Cholera, typhoid, influenza, and gastric infections are the common waterborne diseases observed in the monsoon. The most common waterborne diseases associated with the monsoons are malaria and dengue fever, as well as gastroenteritis, typhoid, cholera, dysentery, diarrhoea, and hepatitis (jaundice). In addition, other diseases that are often caused by contaminated water include Jaundice, Hepatitis A, and GI infections like Gastrointestinal Infections. Gastrointestinal infections such as vomiting, diarrhoea, and gastroenteritis are caused by the consumption of food that is old, unopened, or contaminated with water.
Cholera is usually seen during rainy seasons, caused by the consumption of contaminated food and drinking water. It is a waterborne viral infection, usually caused by the contamination of drinking water or food. Malaria is spread by mosquitoes, as during the monsoons, clogging water is an issue, providing a breeding site for mosquitoes. Since the clogging of water is a typical issue in the seasons of India, it serves as the mosquito breeding ground.
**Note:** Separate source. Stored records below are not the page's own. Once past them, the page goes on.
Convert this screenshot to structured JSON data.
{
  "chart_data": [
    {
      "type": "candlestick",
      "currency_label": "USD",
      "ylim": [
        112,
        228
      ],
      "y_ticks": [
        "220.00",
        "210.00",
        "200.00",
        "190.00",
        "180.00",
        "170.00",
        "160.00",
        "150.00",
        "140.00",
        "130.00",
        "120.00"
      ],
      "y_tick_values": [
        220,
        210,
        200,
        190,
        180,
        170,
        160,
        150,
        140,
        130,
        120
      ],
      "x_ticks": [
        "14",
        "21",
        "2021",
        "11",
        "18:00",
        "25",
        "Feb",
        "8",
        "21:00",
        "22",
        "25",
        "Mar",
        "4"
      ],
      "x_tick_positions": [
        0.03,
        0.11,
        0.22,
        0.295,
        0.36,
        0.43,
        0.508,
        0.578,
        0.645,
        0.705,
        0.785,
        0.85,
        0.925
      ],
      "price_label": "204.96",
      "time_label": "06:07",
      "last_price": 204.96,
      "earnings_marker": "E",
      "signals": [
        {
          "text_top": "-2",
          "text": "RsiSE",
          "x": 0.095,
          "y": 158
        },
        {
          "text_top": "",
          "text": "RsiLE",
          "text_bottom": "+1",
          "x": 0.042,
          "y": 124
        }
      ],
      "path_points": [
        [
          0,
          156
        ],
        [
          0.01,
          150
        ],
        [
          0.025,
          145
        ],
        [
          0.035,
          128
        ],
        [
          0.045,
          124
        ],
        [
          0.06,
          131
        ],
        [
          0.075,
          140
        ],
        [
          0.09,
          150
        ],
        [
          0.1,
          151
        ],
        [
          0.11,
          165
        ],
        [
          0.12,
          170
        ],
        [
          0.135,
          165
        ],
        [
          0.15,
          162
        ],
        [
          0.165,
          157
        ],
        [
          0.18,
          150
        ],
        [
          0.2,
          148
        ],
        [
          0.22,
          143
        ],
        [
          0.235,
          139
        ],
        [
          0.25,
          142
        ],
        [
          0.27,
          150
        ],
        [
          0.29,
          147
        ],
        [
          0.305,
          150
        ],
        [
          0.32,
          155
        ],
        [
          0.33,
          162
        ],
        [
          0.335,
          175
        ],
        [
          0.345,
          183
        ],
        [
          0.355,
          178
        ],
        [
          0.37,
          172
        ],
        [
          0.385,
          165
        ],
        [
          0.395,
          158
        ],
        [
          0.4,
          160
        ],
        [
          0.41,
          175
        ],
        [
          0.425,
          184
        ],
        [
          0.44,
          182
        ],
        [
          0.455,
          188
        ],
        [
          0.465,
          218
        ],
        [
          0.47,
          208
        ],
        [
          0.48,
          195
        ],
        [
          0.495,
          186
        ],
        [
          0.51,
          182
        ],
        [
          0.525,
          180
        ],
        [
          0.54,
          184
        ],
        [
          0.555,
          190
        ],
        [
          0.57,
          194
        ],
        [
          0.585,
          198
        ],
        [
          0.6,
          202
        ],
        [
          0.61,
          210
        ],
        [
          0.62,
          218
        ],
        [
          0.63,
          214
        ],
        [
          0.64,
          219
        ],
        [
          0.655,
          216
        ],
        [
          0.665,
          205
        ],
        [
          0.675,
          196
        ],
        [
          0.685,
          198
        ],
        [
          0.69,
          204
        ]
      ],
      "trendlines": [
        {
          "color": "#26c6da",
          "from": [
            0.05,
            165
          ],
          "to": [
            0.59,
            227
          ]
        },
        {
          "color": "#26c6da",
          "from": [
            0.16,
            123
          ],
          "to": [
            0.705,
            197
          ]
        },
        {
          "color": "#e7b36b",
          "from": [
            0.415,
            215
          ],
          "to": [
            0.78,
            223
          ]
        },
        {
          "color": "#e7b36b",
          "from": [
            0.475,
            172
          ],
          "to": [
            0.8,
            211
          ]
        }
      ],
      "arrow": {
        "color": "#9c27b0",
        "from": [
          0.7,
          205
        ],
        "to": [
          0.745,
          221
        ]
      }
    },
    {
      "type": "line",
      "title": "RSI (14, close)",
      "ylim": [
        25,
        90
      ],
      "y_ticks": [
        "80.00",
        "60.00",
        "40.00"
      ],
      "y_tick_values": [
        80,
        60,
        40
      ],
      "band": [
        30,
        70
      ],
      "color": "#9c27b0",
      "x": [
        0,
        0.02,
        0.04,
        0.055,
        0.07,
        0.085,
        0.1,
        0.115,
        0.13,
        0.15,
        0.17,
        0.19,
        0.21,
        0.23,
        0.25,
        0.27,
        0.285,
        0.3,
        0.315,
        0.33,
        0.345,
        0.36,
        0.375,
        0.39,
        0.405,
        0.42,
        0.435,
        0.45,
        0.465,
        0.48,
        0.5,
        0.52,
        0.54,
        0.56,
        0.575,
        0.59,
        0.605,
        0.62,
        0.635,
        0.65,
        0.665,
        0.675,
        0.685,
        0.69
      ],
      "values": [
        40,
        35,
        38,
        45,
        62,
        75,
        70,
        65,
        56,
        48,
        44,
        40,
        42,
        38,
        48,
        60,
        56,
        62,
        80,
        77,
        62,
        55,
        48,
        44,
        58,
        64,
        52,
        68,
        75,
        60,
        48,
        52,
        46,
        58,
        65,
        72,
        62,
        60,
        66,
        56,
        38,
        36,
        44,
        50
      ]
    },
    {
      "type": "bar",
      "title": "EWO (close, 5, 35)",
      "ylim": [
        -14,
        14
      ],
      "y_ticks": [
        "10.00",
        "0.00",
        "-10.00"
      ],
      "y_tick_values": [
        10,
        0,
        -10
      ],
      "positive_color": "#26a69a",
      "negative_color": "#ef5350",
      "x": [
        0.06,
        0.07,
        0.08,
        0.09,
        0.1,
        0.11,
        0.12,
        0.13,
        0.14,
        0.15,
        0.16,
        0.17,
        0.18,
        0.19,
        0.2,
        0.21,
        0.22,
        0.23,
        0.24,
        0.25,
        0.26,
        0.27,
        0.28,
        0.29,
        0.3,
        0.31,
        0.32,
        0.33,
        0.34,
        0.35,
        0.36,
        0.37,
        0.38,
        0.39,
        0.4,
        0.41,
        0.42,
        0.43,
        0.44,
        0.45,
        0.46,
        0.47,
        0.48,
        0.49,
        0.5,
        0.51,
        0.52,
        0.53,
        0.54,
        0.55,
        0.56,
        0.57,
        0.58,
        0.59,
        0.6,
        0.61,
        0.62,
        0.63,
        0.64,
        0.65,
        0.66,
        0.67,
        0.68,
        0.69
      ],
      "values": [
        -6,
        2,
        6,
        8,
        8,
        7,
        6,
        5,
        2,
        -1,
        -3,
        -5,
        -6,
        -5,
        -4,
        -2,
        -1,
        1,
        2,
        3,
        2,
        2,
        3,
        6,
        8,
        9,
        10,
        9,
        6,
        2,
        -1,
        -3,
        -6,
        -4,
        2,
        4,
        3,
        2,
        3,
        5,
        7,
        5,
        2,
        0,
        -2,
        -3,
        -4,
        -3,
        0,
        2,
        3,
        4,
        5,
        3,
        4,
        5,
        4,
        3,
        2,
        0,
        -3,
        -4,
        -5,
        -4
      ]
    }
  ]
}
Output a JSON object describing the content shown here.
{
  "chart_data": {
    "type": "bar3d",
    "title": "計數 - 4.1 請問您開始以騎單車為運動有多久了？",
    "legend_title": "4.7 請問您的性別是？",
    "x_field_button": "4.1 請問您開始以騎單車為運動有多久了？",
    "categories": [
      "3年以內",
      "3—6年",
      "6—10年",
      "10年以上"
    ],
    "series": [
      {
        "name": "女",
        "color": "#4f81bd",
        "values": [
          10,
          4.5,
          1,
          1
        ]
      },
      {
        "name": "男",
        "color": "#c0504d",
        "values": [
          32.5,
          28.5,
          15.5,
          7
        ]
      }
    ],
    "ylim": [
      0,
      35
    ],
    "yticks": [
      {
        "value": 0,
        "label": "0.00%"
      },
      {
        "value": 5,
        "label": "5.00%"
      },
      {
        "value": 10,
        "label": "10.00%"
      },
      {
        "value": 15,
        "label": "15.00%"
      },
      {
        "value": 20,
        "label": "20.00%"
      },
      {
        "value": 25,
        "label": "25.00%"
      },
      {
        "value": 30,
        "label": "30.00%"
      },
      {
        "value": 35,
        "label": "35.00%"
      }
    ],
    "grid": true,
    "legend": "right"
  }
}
The cases of Chikungunya rise in the monsoon as many areas have the issue of water logging, making it a mosquito breeding ground. This is another common disease during monsoons caused by some species of mosquitoes that breed in contaminated water. Malaria occurs mostly due to logging as the mosquitoes breed in the streams and canals, giving rise to severe fevers (up to 105 deg C) which may last several days. Drinking boiling water and sticking home-cooked milk are the best ways to prevent this disease. A waterborne disease, typhoid is usually caused by bad sanitation.
Keeping a hand sanitizer handy, not eating street food, and drinking healthy liquids can prevent this disease. A Waterborne Disease Fever is a common symptom throughout the year but is more prevalent in the monsoon. Keeping a hand sanitizer with you at all times, refraining from consuming street food, and drinking healthy fluids will help you prevent getting this disease. A water-borne disease fevers are a common symptom throughout the year but are the most common during monsoons. Early detection and some basic preventive and hygiene measures can ensure that you remain safely safe this monsoon.